Rafaela came to Border Tails Rescue from Chicago Animal Care and Control. She was diagnosed with non-contagious Demodex Mange, a skin condition in dogs that is caused by mites. This condition caused Rafaela to lose most of her hair and made her skin crusty and bumpy. Through months of care from the Border Tails Rescue team and a foster home, Rafaela was healed. She grew her fur back and was ready to find her forever home.

At the Wolves’ December Adopt-A-Dog Night, the Montain family spotted Rafaela and while they loved her demeanor, were not quite ready to adopt. But throughout the holidays, they could not get Rafaela off their minds. The Montains were not only drawn to Rafaela’s cuteness, but also her chill demeanor with strangers—especially on a chaotic arena concourse.

This is Rafaela when she first arrived at Border Tails Rescue. She has since been cured of her Demodex Mange because of the care of Border Tails Rescue.

“No matter how many people walked by, she was respectful to everyone,” Crystal Montain said.
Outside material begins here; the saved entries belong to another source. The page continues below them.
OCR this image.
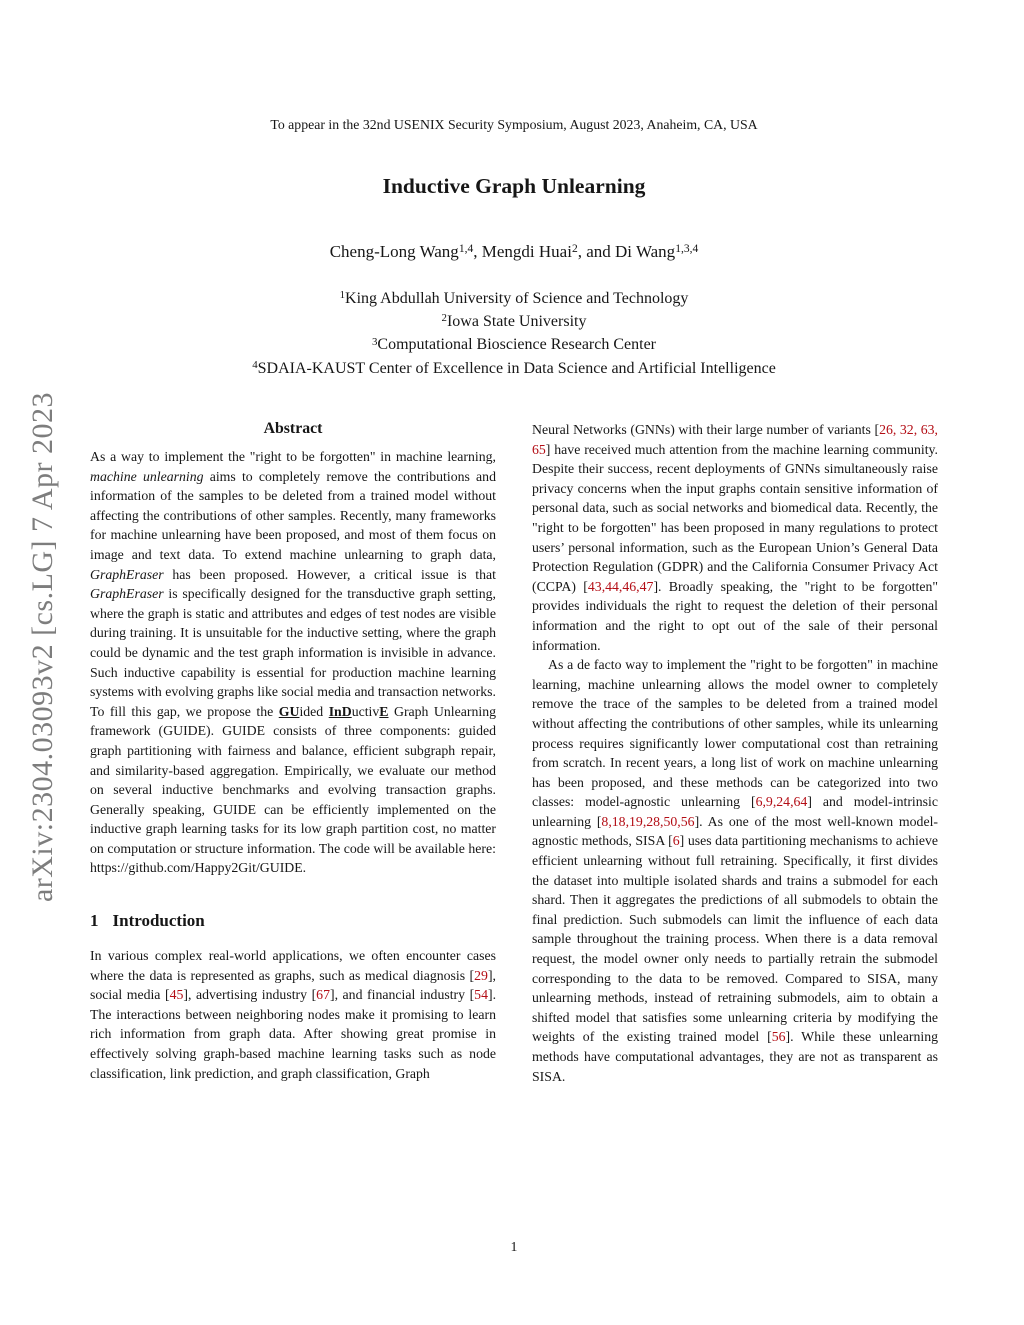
arXiv:2304.03093v2 [cs.LG] 7 Apr 2023
To appear in the 32nd USENIX Security Symposium, August 2023, Anaheim, CA, USA
Inductive Graph Unlearning
Cheng-Long Wang$^{1,4}$, Mengdi Huai$^2$, and Di Wang$^{1,3,4}$
$^1$King Abdullah University of Science and Technology
$^2$Iowa State University
$^3$Computational Bioscience Research Center
$^4$SDAIA-KAUST Center of Excellence in Data Science and Artificial Intelligence
Abstract

As a way to implement the "right to be forgotten" in machine learning, machine unlearning aims to completely remove the contributions and information of the samples to be deleted from a trained model without affecting the contributions of other samples. Recently, many frameworks for machine unlearning have been proposed, and most of them focus on image and text data. To extend machine unlearning to graph data, GraphEraser has been proposed. However, a critical issue is that GraphEraser is specifically designed for the transductive graph setting, where the graph is static and attributes and edges of test nodes are visible during training. It is unsuitable for the inductive setting, where the graph could be dynamic and the test graph information is invisible in advance. Such inductive capability is essential for production machine learning systems with evolving graphs like social media and transaction networks. To fill this gap, we propose the GUided InDuctivE Graph Unlearning framework (GUIDE). GUIDE consists of three components: guided graph partitioning with fairness and balance, efficient subgraph repair, and similarity-based aggregation. Empirically, we evaluate our method on several inductive benchmarks and evolving transaction graphs. Generally speaking, GUIDE can be efficiently implemented on the inductive graph learning tasks for its low graph partition cost, no matter on computation or structure information. The code will be available here: https://github.com/Happy2Git/GUIDE.

1 Introduction

In various complex real-world applications, we often encounter cases where the data is represented as graphs, such as medical diagnosis [29], social media [45], advertising industry [67], and financial industry [54]. The interactions between neighboring nodes make it promising to learn rich information from graph data. After showing great promise in effectively solving graph-based machine learning tasks such as node classification, link prediction, and graph classification, Graph

Neural Networks (GNNs) with their large number of variants [26, 32, 63, 65] have received much attention from the machine learning community. Despite their success, recent deployments of GNNs simultaneously raise privacy concerns when the input graphs contain sensitive information of personal data, such as social networks and biomedical data. Recently, the "right to be forgotten" has been proposed in many regulations to protect users’ personal information, such as the European Union’s General Data Protection Regulation (GDPR) and the California Consumer Privacy Act (CCPA) [43,44,46,47]. Broadly speaking, the "right to be forgotten" provides individuals the right to request the deletion of their personal information and the right to opt out of the sale of their personal information.

As a de facto way to implement the "right to be forgotten" in machine learning, machine unlearning allows the model owner to completely remove the trace of the samples to be deleted from a trained model without affecting the contributions of other samples, while its unlearning process requires significantly lower computational cost than retraining from scratch. In recent years, a long list of work on machine unlearning has been proposed, and these methods can be categorized into two classes: model-agnostic unlearning [6,9,24,64] and model-intrinsic unlearning [8,18,19,28,50,56]. As one of the most well-known model-agnostic methods, SISA [6] uses data partitioning mechanisms to achieve efficient unlearning without full retraining. Specifically, it first divides the dataset into multiple isolated shards and trains a submodel for each shard. Then it aggregates the predictions of all submodels to obtain the final prediction. Such submodels can limit the influence of each data sample throughout the training process. When there is a data removal request, the model owner only needs to partially retrain the submodel corresponding to the data to be removed. Compared to SISA, many unlearning methods, instead of retraining submodels, aim to obtain a shifted model that satisfies some unlearning criteria by modifying the weights of the existing trained model [56]. While these unlearning methods have computational advantages, they are not as transparent as SISA.

1
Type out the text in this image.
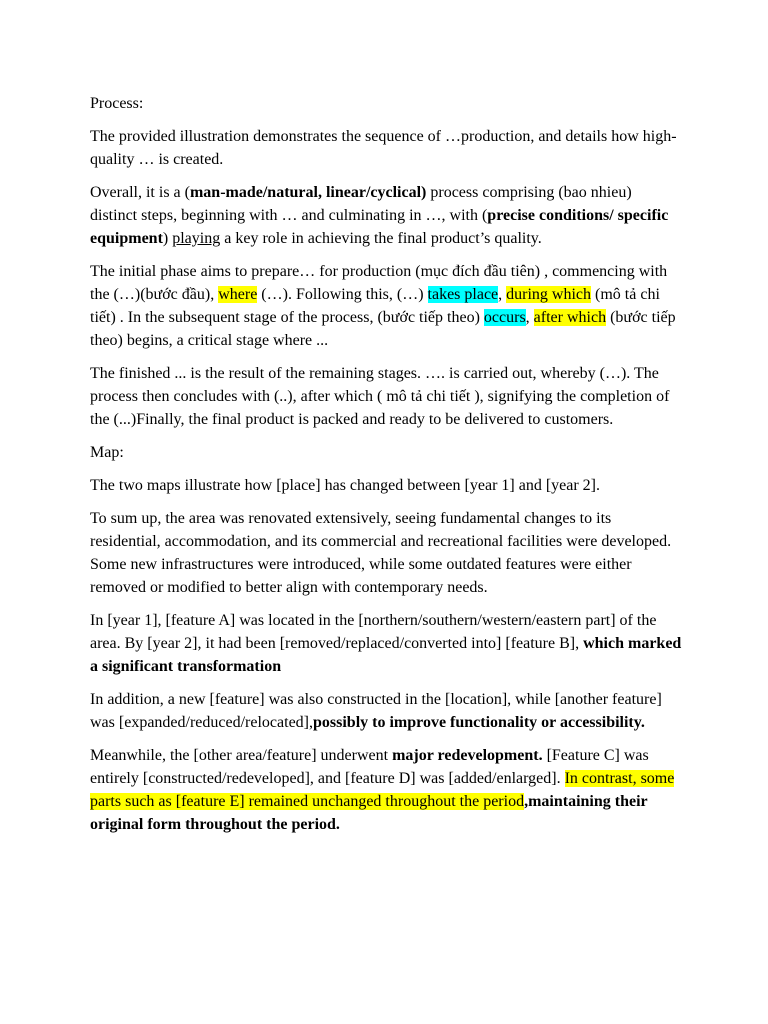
Process:

The provided illustration demonstrates the sequence of …production, and details how high-quality … is created.

Overall, it is a (man-made/natural, linear/cyclical) process comprising (bao nhieu) distinct steps, beginning with … and culminating in …, with (precise conditions/ specific equipment) playing a key role in achieving the final product’s quality.

The initial phase aims to prepare… for production (mục đích đầu tiên) , commencing with the (…)(bước đầu), where (…). Following this, (…) takes place, during which (mô tả chi tiết) . In the subsequent stage of the process, (bước tiếp theo) occurs, after which (bước tiếp theo) begins, a critical stage where ...

The finished ... is the result of the remaining stages. …. is carried out, whereby (…). The process then concludes with (..), after which ( mô tả chi tiết ), signifying the completion of the (...)Finally, the final product is packed and ready to be delivered to customers.

Map:

The two maps illustrate how [place] has changed between [year 1] and [year 2].

To sum up, the area was renovated extensively, seeing fundamental changes to its residential, accommodation, and its commercial and recreational facilities were developed. Some new infrastructures were introduced, while some outdated features were either removed or modified to better align with contemporary needs.

In [year 1], [feature A] was located in the [northern/southern/western/eastern part] of the area. By [year 2], it had been [removed/replaced/converted into] [feature B], which marked a significant transformation

In addition, a new [feature] was also constructed in the [location], while [another feature] was [expanded/reduced/relocated],possibly to improve functionality or accessibility.

Meanwhile, the [other area/feature] underwent major redevelopment. [Feature C] was entirely [constructed/redeveloped], and [feature D] was [added/enlarged]. In contrast, some parts such as [feature E] remained unchanged throughout the period,maintaining their original form throughout the period.
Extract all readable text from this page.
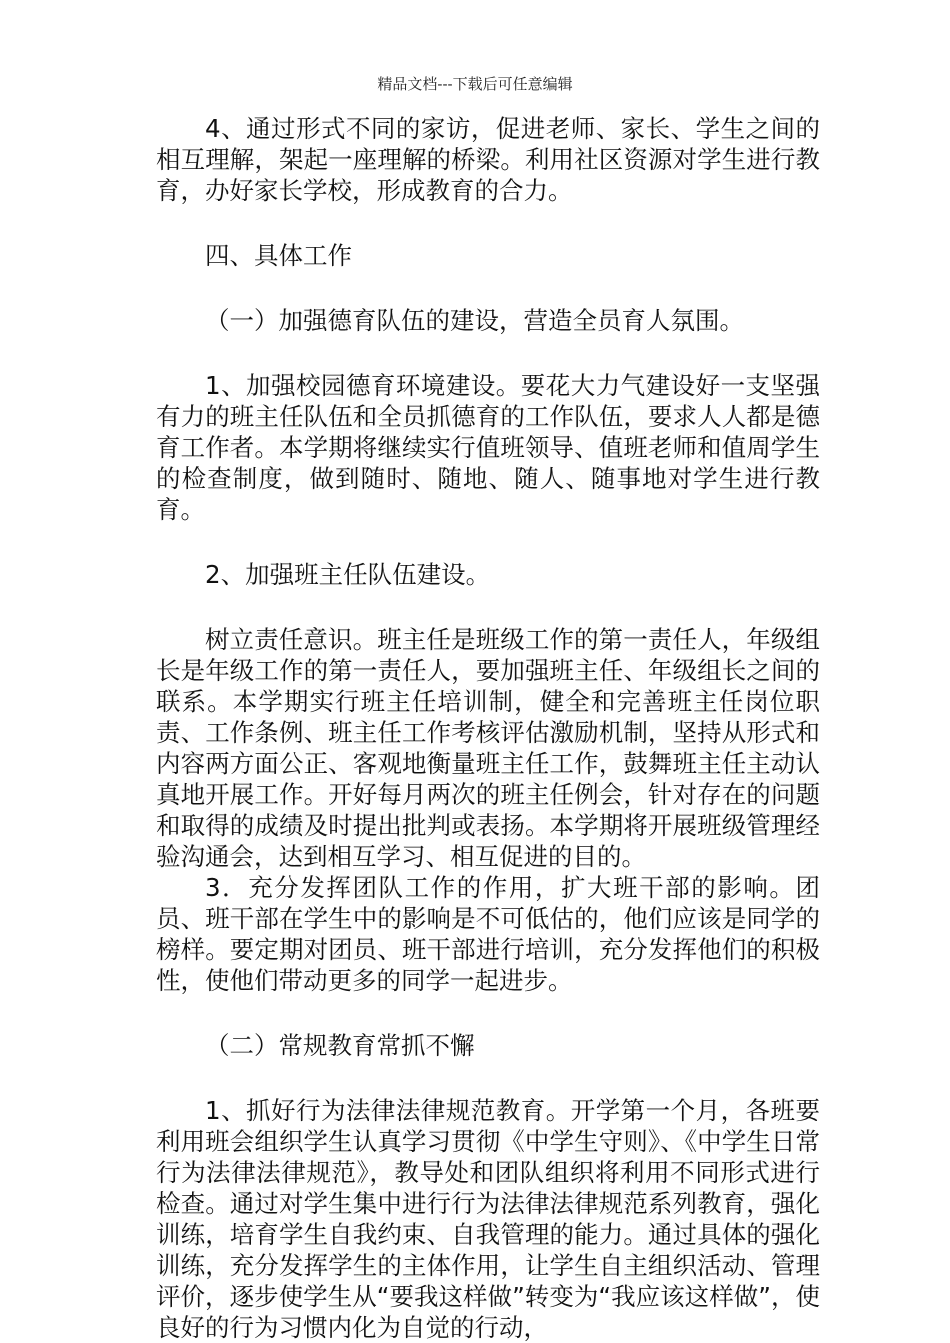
精品文档---下载后可任意编辑

4、通过形式不同的家访，促进老师、家长、学生之间的相互理解，架起一座理解的桥梁。利用社区资源对学生进行教育，办好家长学校，形成教育的合力。

四、具体工作

（一）加强德育队伍的建设，营造全员育人氛围。

1、加强校园德育环境建设。要花大力气建设好一支坚强有力的班主任队伍和全员抓德育的工作队伍，要求人人都是德育工作者。本学期将继续实行值班领导、值班老师和值周学生的检查制度，做到随时、随地、随人、随事地对学生进行教育。

2、加强班主任队伍建设。

树立责任意识。班主任是班级工作的第一责任人，年级组长是年级工作的第一责任人，要加强班主任、年级组长之间的联系。本学期实行班主任培训制，健全和完善班主任岗位职责、工作条例、班主任工作考核评估激励机制，坚持从形式和内容两方面公正、客观地衡量班主任工作，鼓舞班主任主动认真地开展工作。开好每月两次的班主任例会，针对存在的问题和取得的成绩及时提出批判或表扬。本学期将开展班级管理经验沟通会，达到相互学习、相互促进的目的。

3．充分发挥团队工作的作用，扩大班干部的影响。团员、班干部在学生中的影响是不可低估的，他们应该是同学的榜样。要定期对团员、班干部进行培训，充分发挥他们的积极性，使他们带动更多的同学一起进步。

（二）常规教育常抓不懈

1、抓好行为法律法律规范教育。开学第一个月，各班要利用班会组织学生认真学习贯彻《中学生守则》、《中学生日常行为法律法律规范》，教导处和团队组织将利用不同形式进行检查。通过对学生集中进行行为法律法律规范系列教育，强化训练，培育学生自我约束、自我管理的能力。通过具体的强化训练，充分发挥学生的主体作用，让学生自主组织活动、管理评价，逐步使学生从“要我这样做”转变为“我应该这样做”，使良好的行为习惯内化为自觉的行动，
The Montains never imagined going to a hockey game would result in adding a new member to their family. They spent a month thinking about such a decision and if they could make it work. When they spotted Rafaela in the South Concourse a month after they first saw her, they believed it was meant to be. That night, they signed the papers and officially adopted the 1-year-old pup. She has been loving life at her new home ever since.

“She has adjusted extremely well,” Crystal said. “She has loved on everyone that has come into her life.”